I always thought Nifong was ugly, but he looks even worse when he's smiling. Good thing he won't have many reasons to smile in the future!

Anonymous said...

This is hilarious from start to finish. What it week it must be for America's most notorious DA. And of course his enablers!

Anonymous said...

Confederate Yankee contrasting the N&O's handling of the two alleged rapes:
"Raceless Female Raped by Raceless Male at a Party Hosted By a Raceless Fraternity in the Same City Where Rich White Boys Raped A Poor Black Stripper."

HumboldtBlue said...

Worthy of a Daily Show skit.

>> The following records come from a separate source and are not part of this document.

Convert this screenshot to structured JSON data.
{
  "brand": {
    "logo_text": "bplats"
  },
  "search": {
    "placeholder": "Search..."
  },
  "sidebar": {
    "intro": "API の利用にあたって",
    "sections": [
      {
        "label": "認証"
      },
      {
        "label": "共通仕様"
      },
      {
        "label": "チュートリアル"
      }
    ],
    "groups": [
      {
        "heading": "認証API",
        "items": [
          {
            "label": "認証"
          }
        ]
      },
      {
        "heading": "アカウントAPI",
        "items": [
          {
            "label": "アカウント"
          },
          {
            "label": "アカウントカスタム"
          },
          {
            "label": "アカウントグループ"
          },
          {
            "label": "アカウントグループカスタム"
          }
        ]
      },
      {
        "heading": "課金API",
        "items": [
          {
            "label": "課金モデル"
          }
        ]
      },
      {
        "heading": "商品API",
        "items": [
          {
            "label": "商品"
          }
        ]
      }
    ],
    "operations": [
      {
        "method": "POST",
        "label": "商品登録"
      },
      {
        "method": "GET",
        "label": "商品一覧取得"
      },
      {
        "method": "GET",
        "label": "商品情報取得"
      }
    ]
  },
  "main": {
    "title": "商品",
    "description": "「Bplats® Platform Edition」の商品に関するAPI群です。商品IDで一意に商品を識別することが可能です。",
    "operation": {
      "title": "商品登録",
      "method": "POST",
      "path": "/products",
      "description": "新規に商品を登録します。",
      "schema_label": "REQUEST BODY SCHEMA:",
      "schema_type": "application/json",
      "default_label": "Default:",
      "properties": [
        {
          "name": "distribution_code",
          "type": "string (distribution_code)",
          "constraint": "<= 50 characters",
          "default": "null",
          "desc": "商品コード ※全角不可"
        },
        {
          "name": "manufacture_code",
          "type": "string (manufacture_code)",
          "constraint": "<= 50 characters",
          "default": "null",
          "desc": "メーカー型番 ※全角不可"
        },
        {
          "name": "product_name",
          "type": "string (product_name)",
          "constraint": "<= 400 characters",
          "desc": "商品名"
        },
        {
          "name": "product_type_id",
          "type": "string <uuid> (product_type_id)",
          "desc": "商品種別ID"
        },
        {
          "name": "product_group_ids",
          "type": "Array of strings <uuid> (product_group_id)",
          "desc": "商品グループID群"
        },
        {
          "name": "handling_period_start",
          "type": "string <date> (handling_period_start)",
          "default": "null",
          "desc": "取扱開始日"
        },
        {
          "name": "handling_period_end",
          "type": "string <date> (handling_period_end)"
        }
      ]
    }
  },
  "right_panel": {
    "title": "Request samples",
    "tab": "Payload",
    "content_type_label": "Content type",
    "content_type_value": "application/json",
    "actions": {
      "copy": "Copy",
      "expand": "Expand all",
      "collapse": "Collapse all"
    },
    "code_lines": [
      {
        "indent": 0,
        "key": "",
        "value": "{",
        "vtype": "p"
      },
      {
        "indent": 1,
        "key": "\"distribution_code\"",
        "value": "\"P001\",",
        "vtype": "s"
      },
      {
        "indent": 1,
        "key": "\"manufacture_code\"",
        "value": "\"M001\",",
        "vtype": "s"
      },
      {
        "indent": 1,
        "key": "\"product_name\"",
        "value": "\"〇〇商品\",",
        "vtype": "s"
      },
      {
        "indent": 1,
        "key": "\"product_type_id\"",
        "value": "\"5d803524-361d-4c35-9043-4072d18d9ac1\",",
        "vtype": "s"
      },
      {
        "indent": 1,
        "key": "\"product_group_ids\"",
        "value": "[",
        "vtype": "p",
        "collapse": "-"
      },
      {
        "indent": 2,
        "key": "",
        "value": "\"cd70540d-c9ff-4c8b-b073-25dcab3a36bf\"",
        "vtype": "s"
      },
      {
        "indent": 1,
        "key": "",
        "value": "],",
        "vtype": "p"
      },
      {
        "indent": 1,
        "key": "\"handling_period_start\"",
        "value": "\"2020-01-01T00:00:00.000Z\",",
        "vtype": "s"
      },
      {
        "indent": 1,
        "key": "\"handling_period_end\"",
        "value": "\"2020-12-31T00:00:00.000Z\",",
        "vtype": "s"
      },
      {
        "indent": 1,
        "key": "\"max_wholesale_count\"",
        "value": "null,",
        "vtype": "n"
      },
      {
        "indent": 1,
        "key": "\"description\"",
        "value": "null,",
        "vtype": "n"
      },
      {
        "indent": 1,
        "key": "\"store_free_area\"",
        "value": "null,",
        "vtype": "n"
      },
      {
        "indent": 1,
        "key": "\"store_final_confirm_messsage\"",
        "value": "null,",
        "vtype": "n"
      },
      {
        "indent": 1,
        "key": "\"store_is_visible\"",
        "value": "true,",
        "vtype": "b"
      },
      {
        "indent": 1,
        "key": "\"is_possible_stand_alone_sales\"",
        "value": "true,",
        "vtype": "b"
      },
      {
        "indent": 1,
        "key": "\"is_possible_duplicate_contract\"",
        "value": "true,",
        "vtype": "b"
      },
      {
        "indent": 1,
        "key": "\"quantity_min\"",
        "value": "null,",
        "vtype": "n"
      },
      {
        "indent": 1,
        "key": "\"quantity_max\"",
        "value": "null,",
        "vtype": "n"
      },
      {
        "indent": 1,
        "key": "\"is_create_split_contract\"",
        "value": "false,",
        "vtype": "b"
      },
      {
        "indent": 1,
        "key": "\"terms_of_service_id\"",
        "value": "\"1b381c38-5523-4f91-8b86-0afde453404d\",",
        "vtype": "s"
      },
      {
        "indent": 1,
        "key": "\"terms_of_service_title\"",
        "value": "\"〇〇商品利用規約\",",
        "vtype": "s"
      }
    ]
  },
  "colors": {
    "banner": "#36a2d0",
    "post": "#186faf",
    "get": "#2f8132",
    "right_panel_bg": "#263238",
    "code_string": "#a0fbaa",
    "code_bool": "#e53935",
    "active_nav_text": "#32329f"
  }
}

So well done, so funny, and yet, as the first poster noted, so damned close to the truth that laughing almost seems the wrong thing to do.

Anonymous said...

Great stuff....but I cannot believe there is no ceremony, crowning, and swearing of the Queen of DAMN.....Ms. Crystal Gail Mangum herself!!!

Anonymous said...

Really enjoyed the humor-good job.

Anonymous said...

I want two tickets for EVERY event.

Priceless! Thanks for presenting us with a sidesplitting gem.

Guy Fox said...

I can just see it now: Kids being told by their parents not to call Gottlieb "Officer Barbrady;" kids asking their parents who that ugly man who looks like Golem from LotR is; parents asking their teenaged kids what they mean when they say they're going to go somewhere to get "nifonged"... Beautiful.

Anonymous said...

Hsyterical. Nifong deserves everything coming his way!
As a mother, I feel sorry for his son. His son does not deserve the embarrassment. But , Mike should of thought about his family too before screwing everyone!

Anonymous said...

Carolyn says:

Ohmigod, Liestoppers! This is priceless.

Anonymous said...

you can keep laughing and wasting time on this kind of idiotic stuff; you did the same thing during the election and who won? nifong. you all will stop laughing soon when coman makes his announcement that the case is continuing.